What has to happen before the group agrees that, indeed, an orc jumps out of the underbrush?
1. Sometimes, not much [discussion] at all. The right participant said it, at an appropriate moment, and everybody else just incorporates it smoothly into their imaginary picture of the situation. "An orc! Yikes! Battlestations!" This is how it usually is for participants with high ownership of whatever they're talking about: GMs describing the weather or the noncombat actions of NPCs, players saying what their characters are wearing or thinking.
What has to happen before the group agrees that, indeed, an orc jumps out of the underbrush?
1. Sometimes, not much [discussion] at all. The right participant said it, at an appropriate moment, and everybody else just incorporates it smoothly into their imaginary picture of the situation. "An orc! Yikes! Battlestations!" This is how it usually is for participants with high ownership of whatever they're talking about: GMs describing the weather or the noncombat actions of NPCs, players saying what their characters are wearing or thinking.
Most of the disagreement in this thread consists in pointing to examples like this, pointing out that when these issues of ownership are clear there is little or no discussion. That is not in disupte.

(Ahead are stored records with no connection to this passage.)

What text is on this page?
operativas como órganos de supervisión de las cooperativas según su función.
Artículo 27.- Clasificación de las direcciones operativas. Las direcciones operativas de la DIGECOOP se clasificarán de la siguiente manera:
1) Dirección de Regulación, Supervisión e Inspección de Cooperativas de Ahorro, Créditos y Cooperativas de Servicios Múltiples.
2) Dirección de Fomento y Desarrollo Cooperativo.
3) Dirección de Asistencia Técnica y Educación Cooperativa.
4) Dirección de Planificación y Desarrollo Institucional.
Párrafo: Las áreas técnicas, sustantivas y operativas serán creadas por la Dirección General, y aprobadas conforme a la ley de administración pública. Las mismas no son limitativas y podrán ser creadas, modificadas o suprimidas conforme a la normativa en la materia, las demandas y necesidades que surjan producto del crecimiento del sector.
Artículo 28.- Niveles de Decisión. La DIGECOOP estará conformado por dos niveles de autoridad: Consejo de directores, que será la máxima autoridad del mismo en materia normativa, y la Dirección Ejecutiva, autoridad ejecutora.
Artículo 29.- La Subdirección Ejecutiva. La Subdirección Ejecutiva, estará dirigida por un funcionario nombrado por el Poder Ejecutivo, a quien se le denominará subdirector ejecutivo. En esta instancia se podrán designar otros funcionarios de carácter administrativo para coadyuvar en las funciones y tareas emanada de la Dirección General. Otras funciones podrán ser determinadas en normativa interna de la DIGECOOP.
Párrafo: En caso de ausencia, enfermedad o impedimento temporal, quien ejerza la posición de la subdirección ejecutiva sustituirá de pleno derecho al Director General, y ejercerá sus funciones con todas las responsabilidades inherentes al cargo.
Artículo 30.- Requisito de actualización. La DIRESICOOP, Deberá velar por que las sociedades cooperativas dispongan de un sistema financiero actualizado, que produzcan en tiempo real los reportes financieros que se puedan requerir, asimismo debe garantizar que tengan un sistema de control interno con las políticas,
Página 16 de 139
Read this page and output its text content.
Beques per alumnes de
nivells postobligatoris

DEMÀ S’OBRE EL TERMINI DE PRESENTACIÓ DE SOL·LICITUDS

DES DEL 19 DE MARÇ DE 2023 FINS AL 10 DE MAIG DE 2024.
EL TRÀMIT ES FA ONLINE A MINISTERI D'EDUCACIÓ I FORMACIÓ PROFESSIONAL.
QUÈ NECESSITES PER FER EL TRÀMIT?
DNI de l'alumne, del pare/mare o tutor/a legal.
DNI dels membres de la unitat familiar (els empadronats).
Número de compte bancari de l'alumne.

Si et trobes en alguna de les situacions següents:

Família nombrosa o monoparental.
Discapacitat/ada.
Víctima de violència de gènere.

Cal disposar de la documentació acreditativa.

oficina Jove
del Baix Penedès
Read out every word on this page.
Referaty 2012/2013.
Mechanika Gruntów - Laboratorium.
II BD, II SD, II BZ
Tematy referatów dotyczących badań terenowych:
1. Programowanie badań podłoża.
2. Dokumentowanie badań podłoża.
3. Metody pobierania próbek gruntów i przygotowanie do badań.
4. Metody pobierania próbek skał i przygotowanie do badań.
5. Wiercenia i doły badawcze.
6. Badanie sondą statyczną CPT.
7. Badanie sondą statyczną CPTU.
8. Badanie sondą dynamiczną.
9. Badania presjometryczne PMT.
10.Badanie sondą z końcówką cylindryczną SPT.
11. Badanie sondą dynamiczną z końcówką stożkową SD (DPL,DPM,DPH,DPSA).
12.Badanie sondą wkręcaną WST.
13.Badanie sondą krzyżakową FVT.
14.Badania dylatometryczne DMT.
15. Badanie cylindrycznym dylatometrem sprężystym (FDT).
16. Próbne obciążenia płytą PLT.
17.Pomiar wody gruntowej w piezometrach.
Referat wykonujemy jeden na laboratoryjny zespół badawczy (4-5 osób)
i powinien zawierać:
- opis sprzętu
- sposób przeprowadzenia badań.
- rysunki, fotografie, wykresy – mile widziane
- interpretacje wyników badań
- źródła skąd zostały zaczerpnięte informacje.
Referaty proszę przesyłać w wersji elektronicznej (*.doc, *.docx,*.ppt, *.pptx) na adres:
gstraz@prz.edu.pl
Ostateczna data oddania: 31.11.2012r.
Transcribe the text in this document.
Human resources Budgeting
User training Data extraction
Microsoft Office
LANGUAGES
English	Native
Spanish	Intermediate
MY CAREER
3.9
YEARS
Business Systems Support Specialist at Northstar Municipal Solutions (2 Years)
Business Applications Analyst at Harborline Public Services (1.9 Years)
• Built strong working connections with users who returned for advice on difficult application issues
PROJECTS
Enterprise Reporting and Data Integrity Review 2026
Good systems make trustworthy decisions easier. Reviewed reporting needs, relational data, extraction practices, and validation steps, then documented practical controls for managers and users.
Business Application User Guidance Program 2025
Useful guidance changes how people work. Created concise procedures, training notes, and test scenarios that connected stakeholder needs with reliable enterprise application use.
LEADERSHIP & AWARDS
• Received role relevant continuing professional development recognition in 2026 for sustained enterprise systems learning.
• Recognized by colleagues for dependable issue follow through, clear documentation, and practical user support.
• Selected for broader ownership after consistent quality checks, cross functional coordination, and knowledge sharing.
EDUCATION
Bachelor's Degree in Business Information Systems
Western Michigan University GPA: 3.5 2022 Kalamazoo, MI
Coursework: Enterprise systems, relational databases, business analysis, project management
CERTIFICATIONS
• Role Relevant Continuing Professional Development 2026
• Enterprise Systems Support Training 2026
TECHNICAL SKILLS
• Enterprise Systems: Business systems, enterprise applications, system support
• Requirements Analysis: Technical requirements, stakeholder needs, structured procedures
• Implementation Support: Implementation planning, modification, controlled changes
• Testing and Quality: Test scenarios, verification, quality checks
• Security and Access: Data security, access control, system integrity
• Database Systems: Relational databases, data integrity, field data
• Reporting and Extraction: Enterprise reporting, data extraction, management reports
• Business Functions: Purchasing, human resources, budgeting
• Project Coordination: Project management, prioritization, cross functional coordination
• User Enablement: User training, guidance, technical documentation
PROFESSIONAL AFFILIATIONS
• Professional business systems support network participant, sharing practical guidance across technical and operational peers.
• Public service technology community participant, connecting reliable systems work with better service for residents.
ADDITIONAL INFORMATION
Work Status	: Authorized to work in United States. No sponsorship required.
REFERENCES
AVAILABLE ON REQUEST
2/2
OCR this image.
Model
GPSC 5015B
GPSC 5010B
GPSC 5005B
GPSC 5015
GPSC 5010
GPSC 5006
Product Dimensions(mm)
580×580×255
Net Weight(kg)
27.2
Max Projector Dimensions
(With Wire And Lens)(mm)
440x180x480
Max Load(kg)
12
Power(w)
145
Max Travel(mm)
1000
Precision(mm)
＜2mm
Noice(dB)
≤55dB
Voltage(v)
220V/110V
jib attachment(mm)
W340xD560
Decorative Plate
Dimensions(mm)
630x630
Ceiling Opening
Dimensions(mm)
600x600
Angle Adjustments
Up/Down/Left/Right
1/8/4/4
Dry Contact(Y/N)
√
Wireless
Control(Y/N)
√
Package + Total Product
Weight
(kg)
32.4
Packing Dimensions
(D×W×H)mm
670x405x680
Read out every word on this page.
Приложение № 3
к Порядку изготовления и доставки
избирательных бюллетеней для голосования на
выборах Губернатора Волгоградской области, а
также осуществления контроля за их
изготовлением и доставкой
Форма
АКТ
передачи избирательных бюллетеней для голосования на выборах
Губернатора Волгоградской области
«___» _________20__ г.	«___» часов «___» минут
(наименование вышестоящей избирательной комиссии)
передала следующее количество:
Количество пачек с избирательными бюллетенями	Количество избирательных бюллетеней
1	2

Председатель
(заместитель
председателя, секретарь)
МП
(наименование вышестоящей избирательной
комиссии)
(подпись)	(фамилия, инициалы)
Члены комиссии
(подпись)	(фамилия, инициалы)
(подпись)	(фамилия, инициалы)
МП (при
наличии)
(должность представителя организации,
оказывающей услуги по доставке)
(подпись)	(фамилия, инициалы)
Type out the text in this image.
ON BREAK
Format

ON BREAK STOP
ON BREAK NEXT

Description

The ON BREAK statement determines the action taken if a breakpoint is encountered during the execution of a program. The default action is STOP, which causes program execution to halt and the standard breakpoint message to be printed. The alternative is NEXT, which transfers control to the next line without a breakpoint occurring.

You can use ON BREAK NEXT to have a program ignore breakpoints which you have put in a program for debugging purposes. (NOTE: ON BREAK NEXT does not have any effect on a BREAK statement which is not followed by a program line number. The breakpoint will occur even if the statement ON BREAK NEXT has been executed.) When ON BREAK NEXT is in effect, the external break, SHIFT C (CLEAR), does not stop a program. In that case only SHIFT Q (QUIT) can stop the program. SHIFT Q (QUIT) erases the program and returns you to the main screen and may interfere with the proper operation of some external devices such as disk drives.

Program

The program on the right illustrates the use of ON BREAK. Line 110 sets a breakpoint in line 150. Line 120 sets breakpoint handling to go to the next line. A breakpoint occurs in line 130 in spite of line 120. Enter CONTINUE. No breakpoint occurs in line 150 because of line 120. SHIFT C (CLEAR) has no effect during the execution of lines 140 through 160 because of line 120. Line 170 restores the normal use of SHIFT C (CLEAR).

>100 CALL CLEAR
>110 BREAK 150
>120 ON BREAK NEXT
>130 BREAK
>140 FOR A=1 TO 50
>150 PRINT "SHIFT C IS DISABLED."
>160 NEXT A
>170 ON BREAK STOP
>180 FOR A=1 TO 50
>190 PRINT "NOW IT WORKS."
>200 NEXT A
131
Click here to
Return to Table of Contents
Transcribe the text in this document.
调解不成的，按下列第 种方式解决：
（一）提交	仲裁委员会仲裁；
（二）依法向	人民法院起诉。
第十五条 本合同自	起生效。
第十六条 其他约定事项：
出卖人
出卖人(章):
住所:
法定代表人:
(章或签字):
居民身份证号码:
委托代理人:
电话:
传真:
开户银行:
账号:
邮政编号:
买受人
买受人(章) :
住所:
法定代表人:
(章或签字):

Baker gives this example too:
4. And sometimes, lots of mechanics and negotiation. Debate the likelihood of a lone orc in the underbrush way out here, make a having-an-orc-show-up roll, a having-an-orc-hide-in-the-underbrush roll, a having-the-orc-jump-out roll, argue about the modifiers for each of the rolls, get into a philosophical thing about the rules' modeling of orc-jump-out likelihood... all to establish one little thing. Wave a stick in a game store and every game you knock of the shelves will have a combat system that works like this.
And some of the disagreement consists in giving examples like this, although to me some of the presentation of them seems to be oddly idealised. As if players in 3E or 5e D&D combat, for instance, never seek clarification about where the monsters are so they can move their PCs without drawing opportunity attacks. Or as if players never seek clarification about how wet or slippery the wall is, so they can decide whether or not their PCs try and climb it.
In my experience, if a GM tells players "You enter <such-and-such a place>" it is common for the players to ask "What can we see?" or perhaps to ask "Can we see <insert whatever it is that the player is hoping their PC can see>?" This is the player wanting to know what it is that they should be imagining - or to put the same point in other words, what is their fictional position?
This is a discussion - a conversation among friends - aimed at reaching agreement - agreement on what should be imagined. That is why it has been described as negotiation. That's all.